Voici un autre aspect de cette double connaissance. Aujourd’hui, devant un acte de violence, les uns accordent leur sympathie à celui qui exerce la violence, les autres à celui qui la subit. Il y a de la lâcheté dans les deux attitudes. Les meilleurs parmi les Grecs, à commencer par le ou les poètes de l’Iliade, savaient que tout ce qui exerce ou subit la force est pareillement et dans la même mesure soumis à son empire dégradant. Qu’on manie la force ou qu’on soit blessé par elle, de toutes manières son contact pétrifie et transforme un homme en chose. Seul mérite le nom de bien ce qui échappe à ce contact et aussi, pour une part, ceux des hommes qui, par amour, ont transporté et caché en lui une partie de leur âme.

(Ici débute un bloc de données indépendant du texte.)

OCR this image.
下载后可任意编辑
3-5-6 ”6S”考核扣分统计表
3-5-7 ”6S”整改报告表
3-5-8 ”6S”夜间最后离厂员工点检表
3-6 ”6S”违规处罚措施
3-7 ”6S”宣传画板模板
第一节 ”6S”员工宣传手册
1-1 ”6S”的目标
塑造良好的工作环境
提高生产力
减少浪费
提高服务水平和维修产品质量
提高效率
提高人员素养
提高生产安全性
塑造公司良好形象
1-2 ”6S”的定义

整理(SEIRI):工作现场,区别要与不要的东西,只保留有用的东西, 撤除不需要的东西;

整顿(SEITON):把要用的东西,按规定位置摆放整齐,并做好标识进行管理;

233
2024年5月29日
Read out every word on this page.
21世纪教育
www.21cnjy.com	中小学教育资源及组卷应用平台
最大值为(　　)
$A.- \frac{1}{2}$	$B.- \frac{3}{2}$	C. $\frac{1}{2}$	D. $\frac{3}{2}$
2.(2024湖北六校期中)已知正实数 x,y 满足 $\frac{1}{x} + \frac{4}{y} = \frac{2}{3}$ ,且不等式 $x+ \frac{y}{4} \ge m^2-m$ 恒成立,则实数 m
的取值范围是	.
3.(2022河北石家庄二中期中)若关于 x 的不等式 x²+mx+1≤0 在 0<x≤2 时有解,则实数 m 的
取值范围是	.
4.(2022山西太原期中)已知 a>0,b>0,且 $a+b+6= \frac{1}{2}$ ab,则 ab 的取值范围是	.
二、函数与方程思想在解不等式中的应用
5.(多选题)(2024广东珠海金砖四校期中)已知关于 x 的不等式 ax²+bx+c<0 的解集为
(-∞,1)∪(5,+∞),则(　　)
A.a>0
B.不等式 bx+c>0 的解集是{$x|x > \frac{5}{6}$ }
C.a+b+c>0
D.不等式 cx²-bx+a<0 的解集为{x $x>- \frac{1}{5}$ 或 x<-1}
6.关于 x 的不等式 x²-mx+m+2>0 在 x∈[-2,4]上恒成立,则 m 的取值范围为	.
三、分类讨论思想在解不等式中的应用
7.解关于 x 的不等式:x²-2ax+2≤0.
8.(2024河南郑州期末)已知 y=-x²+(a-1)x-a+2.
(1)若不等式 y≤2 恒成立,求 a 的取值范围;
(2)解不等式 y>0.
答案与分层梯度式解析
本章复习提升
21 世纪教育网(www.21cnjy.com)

Une telle conception de la force permet seule de répandre équitablement la même compassion sur tous les êtres qui sont plongés tout entiers dans son empire, et d’imiter ainsi l’équité du Père céleste qui répand équitablement sur tous la pluie et la lumière du soleil. Eschyle a un mot admirable pour exprimer cette équité. Il nomme Zeus Ζεὺς ἑτερορρεπής, Zeus qui penche des deux côtés (Suppliantes, v. 403).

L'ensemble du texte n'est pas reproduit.